[Bizgres-general] Another use case

Mark Kirkwood mkirkwood at greenplum.com
Fri Aug 11 00:30:43 UTC 2006


Jim C. Nasby wrote:
> On Thu, Aug 10, 2006 at 12:00:24PM +1200, Mark Kirkwood wrote:
>   
>>     
>> No, not for Postgres or Bizgres anyway - see my previous mail about 
>> RowExclusive locks.  Other sessions can happily carry on updating 
>> 'big_hairy_table' :-).  I think what is happening is that a RowExclusive 
>> lock is created at parse time (or thereabouts), but no tuple locks are 
>> taken till the executor is run to identify said tuples.
>>     
>
> DOH! I should have said DDL in there, not DML. Not quite as big a deal,
> but still something that needs to be considered. Maybe there needs to be
> a way to force statements that are sitting in-queue to drop their table
> locks and then re-aquire them (and deal with the consequences).
>   


Currently I'm only considering SELECT, INSERT, UPDATE, DELETE, DECLARE 
for locking, as I didn't want to mess with DDL.

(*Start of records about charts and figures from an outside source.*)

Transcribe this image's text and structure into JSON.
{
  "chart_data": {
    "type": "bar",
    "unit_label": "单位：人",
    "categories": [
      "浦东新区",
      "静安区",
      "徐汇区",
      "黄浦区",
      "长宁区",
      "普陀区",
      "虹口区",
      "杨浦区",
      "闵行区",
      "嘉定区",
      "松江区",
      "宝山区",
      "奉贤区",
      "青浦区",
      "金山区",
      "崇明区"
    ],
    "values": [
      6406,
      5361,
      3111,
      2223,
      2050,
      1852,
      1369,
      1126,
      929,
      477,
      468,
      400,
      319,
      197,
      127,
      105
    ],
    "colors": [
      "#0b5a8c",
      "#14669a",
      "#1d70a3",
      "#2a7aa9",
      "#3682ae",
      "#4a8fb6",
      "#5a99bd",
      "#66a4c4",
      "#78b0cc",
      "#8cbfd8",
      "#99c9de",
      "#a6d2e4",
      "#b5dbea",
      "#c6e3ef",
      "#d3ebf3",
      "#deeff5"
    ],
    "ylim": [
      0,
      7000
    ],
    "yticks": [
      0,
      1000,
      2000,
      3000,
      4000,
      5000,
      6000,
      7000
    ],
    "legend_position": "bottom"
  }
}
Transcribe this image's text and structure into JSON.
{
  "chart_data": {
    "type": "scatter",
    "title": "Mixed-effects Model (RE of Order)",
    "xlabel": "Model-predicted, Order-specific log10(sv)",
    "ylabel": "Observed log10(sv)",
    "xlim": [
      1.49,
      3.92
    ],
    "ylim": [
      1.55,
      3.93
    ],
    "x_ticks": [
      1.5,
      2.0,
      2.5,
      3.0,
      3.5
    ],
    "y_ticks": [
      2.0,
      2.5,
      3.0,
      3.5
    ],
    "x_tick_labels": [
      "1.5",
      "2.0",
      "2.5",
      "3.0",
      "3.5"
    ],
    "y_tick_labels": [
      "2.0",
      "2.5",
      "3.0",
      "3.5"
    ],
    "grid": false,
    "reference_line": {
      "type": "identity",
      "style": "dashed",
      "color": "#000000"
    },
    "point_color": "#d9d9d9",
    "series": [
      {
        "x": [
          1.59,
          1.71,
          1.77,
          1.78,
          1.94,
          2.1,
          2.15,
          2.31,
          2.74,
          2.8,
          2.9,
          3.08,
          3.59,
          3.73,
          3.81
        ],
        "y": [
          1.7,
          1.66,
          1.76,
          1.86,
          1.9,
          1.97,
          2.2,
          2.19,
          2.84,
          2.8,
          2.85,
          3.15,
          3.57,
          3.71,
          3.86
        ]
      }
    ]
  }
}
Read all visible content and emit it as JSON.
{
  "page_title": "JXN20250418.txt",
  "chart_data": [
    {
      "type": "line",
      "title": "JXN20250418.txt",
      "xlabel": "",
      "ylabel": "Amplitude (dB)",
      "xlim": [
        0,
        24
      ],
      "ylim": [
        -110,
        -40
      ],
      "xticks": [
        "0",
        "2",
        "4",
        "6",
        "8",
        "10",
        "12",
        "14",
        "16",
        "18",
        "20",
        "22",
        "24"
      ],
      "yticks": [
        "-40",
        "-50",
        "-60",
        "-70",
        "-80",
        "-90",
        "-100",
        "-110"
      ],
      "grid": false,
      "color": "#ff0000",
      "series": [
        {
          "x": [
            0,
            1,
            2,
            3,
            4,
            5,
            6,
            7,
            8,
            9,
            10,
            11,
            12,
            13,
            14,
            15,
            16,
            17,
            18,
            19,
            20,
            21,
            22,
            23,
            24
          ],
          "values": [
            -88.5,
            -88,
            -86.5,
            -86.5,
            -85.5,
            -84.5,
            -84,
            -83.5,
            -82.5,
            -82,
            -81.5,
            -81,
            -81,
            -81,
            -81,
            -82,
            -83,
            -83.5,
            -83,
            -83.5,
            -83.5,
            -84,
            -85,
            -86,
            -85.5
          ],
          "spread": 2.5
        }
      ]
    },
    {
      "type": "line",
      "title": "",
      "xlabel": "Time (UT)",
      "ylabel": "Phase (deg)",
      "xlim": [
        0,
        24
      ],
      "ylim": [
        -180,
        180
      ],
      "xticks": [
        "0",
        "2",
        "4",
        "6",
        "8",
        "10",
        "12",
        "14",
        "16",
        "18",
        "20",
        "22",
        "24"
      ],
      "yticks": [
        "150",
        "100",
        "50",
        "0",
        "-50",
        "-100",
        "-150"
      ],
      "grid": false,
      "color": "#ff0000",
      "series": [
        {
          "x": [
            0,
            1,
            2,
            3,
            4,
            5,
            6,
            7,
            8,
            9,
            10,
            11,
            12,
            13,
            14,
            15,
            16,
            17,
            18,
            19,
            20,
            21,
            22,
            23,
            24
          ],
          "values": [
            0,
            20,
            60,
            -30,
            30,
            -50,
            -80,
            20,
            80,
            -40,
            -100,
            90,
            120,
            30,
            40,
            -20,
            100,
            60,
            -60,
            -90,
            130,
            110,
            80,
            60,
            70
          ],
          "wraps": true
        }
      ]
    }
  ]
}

However, I'm looking at your suggestion, as it may be generally good to 
be able to unlock all target relations in the query(s) before waiting on 
a resource lock. It is pretty easy to find out what the target relations 
are for a query (examine range table entry for the query's listed target 
relation index), but determining what sort of lock is on the relation is 
not so obvious (could scan the lock hash, but may find several locks of 
different modes), I may have to punt for RowExclusive unless we are MPP!